I suppose I can say that despite the sick tummy and the aches and the sleepiness, it was kind of nice to have quality cuddle time with Jack all day Monday. He was content to sit on my burbling stomach (oof!) and chew on a toy or two, or lay his little head down and suck his thumb, and although I hated to see him ill, being clsoe to him made me feel better. Now he’s suffering from a bit of Mommy Attachment Disorder, which is to say he wants to be attached to Mommy all the time . Today he went back to the babysitter, so provided he survives the day without me I’m hoping he’ll become his normal, self-sufficient little self again.
It’s been quite a few days. Phew. Although I haven’t gotten to hold and play with Ella nearly as much as I’d hoped, I have been smiling at her from across the room and she has been smiling back. Golly, that kid has a smile that wrecks you. A toothless grin that spreads across her whole tiny, elfin little face, it just melts my heart. She’s really starting to develop a little personality, and it is as mellow and sweet as can be. I love social babies, and I feel so lucky that both my own boy and my little niece are such enthusiastic, people lovin’, smile-crazy babies. Maybe next time we see her I won’t be a germ farm and can play with her some more.

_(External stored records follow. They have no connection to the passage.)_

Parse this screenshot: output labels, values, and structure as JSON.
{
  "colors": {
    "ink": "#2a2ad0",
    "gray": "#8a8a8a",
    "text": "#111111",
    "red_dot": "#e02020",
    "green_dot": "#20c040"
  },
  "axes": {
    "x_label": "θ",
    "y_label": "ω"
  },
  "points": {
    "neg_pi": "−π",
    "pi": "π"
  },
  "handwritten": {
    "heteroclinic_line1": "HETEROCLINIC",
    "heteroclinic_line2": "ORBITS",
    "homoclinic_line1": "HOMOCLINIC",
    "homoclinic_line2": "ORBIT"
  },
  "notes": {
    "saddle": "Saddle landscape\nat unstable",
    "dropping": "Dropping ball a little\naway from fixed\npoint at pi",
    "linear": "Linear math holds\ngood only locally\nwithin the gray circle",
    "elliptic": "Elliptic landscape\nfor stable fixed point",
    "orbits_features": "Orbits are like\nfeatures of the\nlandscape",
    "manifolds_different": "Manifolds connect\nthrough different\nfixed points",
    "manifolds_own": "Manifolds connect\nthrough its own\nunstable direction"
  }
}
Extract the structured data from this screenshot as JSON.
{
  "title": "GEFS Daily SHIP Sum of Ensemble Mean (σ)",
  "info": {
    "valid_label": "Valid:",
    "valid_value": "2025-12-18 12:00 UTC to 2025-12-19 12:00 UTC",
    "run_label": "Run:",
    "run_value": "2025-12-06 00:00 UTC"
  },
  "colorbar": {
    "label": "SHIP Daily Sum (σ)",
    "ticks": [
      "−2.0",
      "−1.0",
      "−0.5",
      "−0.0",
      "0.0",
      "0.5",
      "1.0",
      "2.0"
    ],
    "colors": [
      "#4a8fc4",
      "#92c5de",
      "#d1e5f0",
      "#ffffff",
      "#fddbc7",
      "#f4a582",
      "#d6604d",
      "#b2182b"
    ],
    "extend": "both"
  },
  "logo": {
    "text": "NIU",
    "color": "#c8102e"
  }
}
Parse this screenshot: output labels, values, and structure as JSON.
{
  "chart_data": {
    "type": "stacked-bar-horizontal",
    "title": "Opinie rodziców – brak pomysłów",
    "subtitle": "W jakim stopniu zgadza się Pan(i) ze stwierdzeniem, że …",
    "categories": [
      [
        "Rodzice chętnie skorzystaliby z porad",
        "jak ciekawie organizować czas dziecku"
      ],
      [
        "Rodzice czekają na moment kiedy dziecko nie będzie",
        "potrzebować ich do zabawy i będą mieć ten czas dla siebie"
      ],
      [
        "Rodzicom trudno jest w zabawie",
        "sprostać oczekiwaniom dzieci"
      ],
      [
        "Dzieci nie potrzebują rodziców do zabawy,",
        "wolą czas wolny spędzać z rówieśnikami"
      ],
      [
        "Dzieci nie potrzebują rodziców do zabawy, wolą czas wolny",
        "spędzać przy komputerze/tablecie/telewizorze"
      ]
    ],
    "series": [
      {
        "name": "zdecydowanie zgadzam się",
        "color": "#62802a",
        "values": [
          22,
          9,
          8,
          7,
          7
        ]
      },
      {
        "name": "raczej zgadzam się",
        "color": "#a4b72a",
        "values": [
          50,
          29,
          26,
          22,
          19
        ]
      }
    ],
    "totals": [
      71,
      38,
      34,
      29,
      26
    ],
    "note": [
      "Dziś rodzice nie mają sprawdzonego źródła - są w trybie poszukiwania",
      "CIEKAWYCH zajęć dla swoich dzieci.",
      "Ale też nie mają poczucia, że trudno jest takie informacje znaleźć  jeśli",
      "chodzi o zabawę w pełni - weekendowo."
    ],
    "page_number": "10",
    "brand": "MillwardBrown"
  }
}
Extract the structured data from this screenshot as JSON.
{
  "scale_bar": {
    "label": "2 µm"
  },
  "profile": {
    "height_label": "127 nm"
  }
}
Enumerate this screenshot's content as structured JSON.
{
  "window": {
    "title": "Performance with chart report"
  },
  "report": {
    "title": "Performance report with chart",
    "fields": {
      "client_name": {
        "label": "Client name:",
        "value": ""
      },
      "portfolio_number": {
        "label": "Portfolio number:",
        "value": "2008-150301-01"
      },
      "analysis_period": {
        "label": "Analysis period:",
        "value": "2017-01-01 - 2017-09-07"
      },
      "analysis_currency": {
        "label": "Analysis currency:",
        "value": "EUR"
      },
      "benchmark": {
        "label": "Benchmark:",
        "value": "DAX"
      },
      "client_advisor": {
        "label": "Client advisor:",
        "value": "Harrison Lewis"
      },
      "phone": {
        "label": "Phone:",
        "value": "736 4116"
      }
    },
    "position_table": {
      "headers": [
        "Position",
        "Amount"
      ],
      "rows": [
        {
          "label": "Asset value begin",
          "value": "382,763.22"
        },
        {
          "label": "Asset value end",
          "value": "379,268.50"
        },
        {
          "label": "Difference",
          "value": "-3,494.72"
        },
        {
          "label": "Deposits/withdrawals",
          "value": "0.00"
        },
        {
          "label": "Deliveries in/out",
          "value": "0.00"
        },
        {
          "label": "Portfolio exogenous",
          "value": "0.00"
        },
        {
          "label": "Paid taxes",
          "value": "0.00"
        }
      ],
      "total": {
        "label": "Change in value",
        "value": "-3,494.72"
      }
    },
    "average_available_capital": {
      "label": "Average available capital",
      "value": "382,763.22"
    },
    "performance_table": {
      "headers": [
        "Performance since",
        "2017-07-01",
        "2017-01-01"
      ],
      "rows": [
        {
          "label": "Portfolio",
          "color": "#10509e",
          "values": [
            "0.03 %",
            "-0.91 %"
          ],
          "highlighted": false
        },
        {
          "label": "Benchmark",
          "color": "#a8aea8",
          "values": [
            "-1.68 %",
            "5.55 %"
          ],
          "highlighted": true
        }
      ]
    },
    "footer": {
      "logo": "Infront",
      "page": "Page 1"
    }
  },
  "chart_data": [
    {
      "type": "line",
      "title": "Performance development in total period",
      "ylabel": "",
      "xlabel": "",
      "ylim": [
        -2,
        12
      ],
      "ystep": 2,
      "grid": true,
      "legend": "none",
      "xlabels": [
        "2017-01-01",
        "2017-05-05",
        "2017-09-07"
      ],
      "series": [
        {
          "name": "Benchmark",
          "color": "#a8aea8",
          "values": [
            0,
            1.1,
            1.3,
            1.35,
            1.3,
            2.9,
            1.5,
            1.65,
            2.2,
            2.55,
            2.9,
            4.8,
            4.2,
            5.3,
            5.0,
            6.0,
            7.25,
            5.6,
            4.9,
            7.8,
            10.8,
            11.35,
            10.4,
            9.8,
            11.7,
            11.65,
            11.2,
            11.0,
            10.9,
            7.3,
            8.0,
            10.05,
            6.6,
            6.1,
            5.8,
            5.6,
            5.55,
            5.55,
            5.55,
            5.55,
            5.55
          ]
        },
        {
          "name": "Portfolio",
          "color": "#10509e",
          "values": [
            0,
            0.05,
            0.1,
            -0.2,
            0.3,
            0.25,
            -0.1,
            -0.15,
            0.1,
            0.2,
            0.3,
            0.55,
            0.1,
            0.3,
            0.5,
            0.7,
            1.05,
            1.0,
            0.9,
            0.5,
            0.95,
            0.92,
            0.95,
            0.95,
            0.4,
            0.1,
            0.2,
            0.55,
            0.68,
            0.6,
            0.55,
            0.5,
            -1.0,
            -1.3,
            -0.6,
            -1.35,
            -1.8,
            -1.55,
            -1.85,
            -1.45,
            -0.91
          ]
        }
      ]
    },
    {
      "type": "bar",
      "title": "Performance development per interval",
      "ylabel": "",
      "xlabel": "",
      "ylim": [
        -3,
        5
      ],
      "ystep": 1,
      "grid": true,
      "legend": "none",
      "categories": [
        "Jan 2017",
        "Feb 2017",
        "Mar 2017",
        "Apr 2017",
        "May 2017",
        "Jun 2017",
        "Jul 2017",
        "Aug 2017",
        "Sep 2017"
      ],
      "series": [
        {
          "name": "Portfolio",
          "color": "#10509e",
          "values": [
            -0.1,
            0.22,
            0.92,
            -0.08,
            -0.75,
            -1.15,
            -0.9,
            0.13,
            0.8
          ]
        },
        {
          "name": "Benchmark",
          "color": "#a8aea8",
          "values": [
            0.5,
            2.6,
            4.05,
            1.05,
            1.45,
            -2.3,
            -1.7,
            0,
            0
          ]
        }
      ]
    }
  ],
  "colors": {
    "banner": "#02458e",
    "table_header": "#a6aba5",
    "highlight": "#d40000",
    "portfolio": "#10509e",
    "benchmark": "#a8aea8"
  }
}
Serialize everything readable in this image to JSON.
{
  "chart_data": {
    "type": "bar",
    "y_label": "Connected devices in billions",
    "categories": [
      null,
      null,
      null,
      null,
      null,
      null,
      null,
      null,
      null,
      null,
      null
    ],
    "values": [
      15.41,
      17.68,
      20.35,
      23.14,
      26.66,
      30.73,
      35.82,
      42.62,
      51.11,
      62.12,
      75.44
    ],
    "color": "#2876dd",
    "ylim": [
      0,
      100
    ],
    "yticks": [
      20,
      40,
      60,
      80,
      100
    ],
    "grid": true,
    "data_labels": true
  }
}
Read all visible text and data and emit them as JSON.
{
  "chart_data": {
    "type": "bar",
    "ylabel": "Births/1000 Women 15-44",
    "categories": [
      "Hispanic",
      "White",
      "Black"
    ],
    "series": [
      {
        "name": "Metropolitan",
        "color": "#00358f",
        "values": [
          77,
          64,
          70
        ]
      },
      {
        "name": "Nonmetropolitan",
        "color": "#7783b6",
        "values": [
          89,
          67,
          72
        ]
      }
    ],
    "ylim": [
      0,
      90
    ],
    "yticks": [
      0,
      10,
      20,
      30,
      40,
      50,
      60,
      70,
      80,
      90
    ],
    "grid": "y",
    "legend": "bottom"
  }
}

So that’s the update. I hope you readers give this one a miss – man, Sunday night rates as one of the Top Ten Worst Nights of My Life*. Wish my MIL luck in getting through it herself. I’ll be back with non-puke related news later in the week!
*I almost was going to write a blog post with that title, and then decided it was not a topic that I wanted to recall, nor was it one that many people would want to read.